Belsat TV has interviewed two Belarusians who helped Ukrainians in their fighting against pro-Russian separatists but landed in a refugee center in Poland some days ago. The duo surrendered to Polish border guards and now they are being kept in a closed refugee center in the town of Przemysl.
One of them, Zmitser Belahortsau, does not сonceal his name and surname. He explains to our journalist by phone why he left Ukraine.
Z.B.: We spent two years in Ukraine without any documents. There was every likelihood of our being extradited to Belarus. We had no other way out but to seek asylum in Poland. We came to Ukraine’s Migration Service of Ukraine and officials repeatedly told us: “You have no documents.” And they sent a written response: “You should go to Belarus to have your passport re-issued”.
You know how Ukrainian officials work: they do not get you handcuffed immediately. But they say: “Your staying here is illegal, you will be deported tomorrow or some other say.” One cannot normally live if they do not have papers – they cannot get a job or rent a flat. Any police officer stops them in the street and ask: “Where are your papers?”
Belsat.eu: How long have you been in the refugee center?
Z.B: This is not a center [Strzeżony Ośrodek dla Cudzoziemców – Belsat] but prison. [The seekers are not permitted to leave its territory – Belsat]. We have been here for a week.
Belsat: Don’t you regret your decision to go and help Ukraine after you have found you are unwelcome there?
Z.B.: This is a rhetorical question. The fact is that I did not go [to Belarus]. I have lived in Ukraine for eight years, but I have Belarusian citizenship. Like many other men in Ukraine, where it [the conflict] started, I considered it my duty to go and defend Ukraine. And they [officials] promised to prepare all the necessary documents. I have a residence permit in Ukraine, my wife and daughter are citizens of Ukraine, we have a house near Kyiv.
But my Belarusian passport burnt to ash during the war. Ukrainian authorities told me to have my passport reissued in Belarus. But they call me and say: “We are waiting for you here, you will be sntenced to 15 years in prison.”
Belsat.eu: From whom do you receive such messages?
Z.B: They are apparently KGB officers. <…> They phone and say they are journalists. They state we have some problems in Belarus and we should come to Minsk and solve them.
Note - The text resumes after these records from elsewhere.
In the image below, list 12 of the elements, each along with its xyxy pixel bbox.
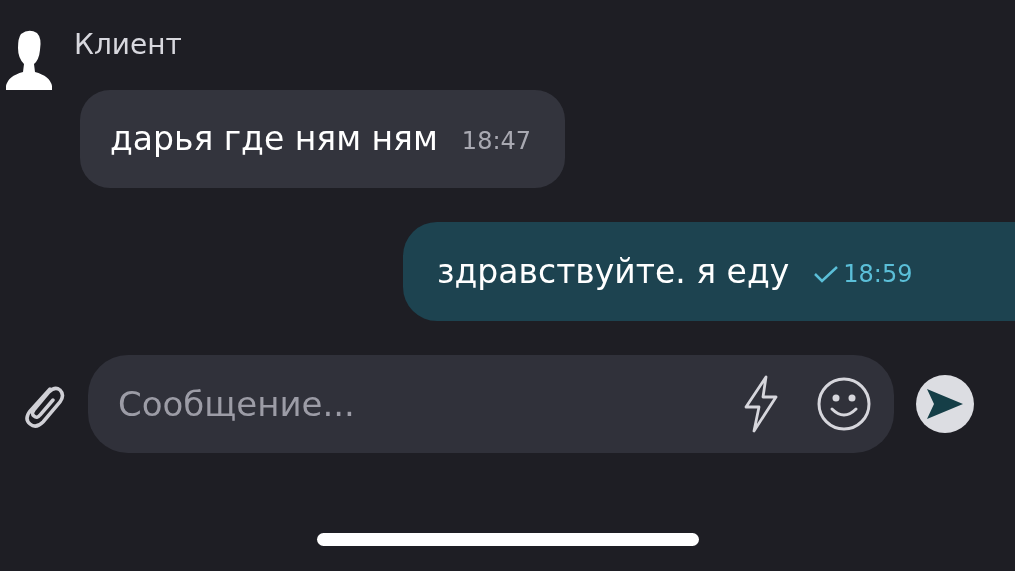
- sender-name: Клиент: [74, 27, 182, 63]
- message-input[interactable]: Сообщение...: [118, 378, 742, 430]
- message-text: дарья где ням ням: [110, 118, 438, 161]
- send-icon: [925, 387, 965, 421]
- send-button[interactable]: [916, 375, 974, 433]
- message-text: здравствуйте. я еду: [437, 250, 790, 293]
- message-time: 18:59: [843, 258, 913, 290]
- avatar-icon: [4, 28, 54, 90]
- emoji-icon[interactable]: [816, 376, 872, 432]
- lightning-icon[interactable]: [742, 375, 780, 433]
- message-time: 18:47: [461, 126, 532, 157]
- message-field[interactable]: Сообщение...: [88, 355, 894, 453]
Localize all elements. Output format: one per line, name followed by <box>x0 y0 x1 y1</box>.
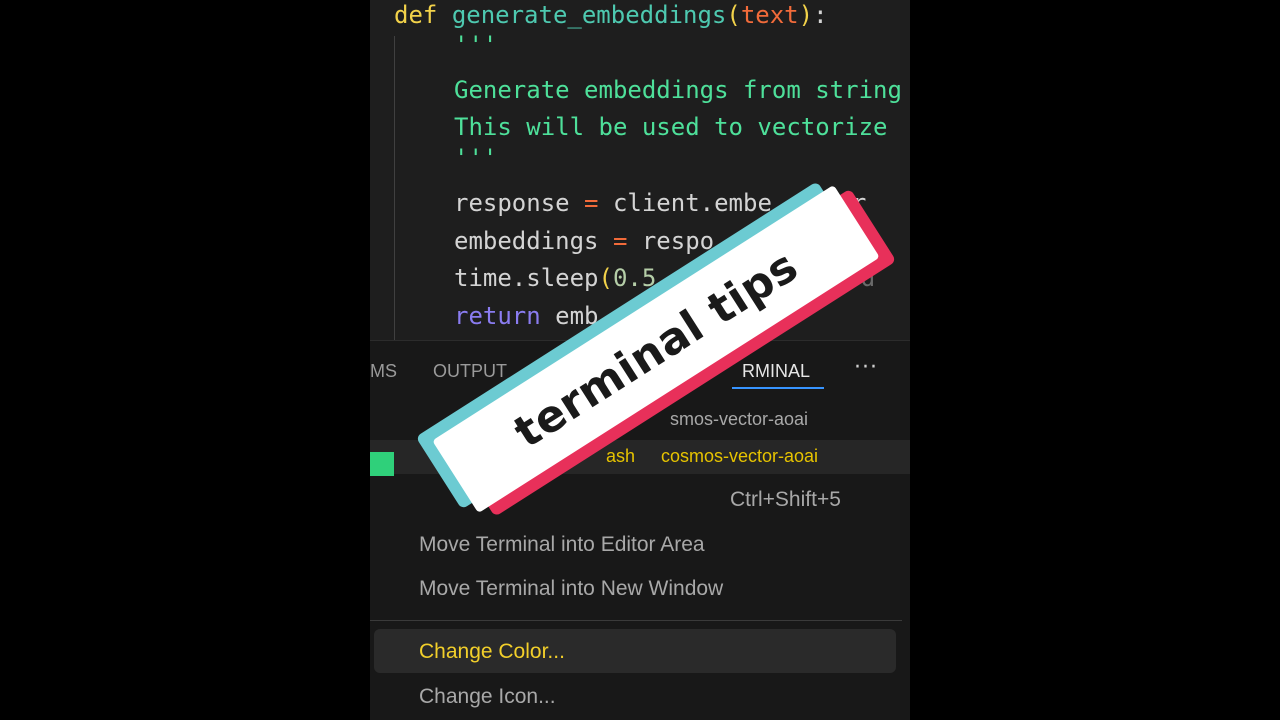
terminal-name: ash <box>606 446 636 466</box>
split-terminal-shortcut: Ctrl+Shift+5 <box>730 488 841 511</box>
colon: : <box>813 1 828 29</box>
terminal-status-icon <box>370 452 394 476</box>
code-line-embeddings: embeddings = respo <box>454 226 714 256</box>
paren: ( <box>598 264 613 292</box>
docstring-open: ''' <box>454 31 498 59</box>
param: text <box>740 1 799 29</box>
keyword-def: def <box>394 1 438 29</box>
docstring-line-1: Generate embeddings from string <box>454 76 902 104</box>
code-token: respo <box>627 227 715 255</box>
menu-item-change-color[interactable]: Change Color... <box>419 640 565 664</box>
function-name: generate_embeddings <box>451 1 727 29</box>
code-token: time.sleep <box>454 264 599 292</box>
code-token: client.embe <box>598 189 772 217</box>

Our families will face trouble, they say.
Belsat: You have been in Ukraine for many years. Does it hurt you that such things happened?
Z.B.: Well, you see, no one cares whether it hurts.
Belsat: What are you going to do?
Z.B: We are waiting for Poland’s decision granting (or not granting) us asylum.
Zmitser puts his friend (nom-de-guerre ‘Dok’) on the phone.
‘Dok’: We decided to seek asylum in Poland because we had repeatedly received negative responses from all Ukrainian authorities within two years. And the story ended with open threats to deport us.
Belsat: So, you helped Ukraine, and your help has not been appreciated?
‘Dok’: I’m sorry that it happened. Of course, I would like the Ukrainian state not to wreck lives of those who helped it. But the opposite has been the case.
Belsat: And what are the chances that you will be given asylum?
‘Dok’: It is hard to say. No one has talked to us about asylum yet, we are waiting for the interview. But sometimes it may take even a few months.
Belsat: Did you get threats from Belarus?
‘Dok’: Yes, when I was in Ukraine, they [Belarusian special services] tried to threaten me. My mother was questioned by the KGB, they kept my flat under observation and so on.
Belsat: Did Ukraiian MPs support you? Were there any attempts to solve the problem of legalization of volunteer fighters from Belarus?
‘Dok’: A lot of deputies helped us. But the only they could do is to write and file an appeal. But in any case, it is the president of Ukraine who makes decisions on granting citizenship.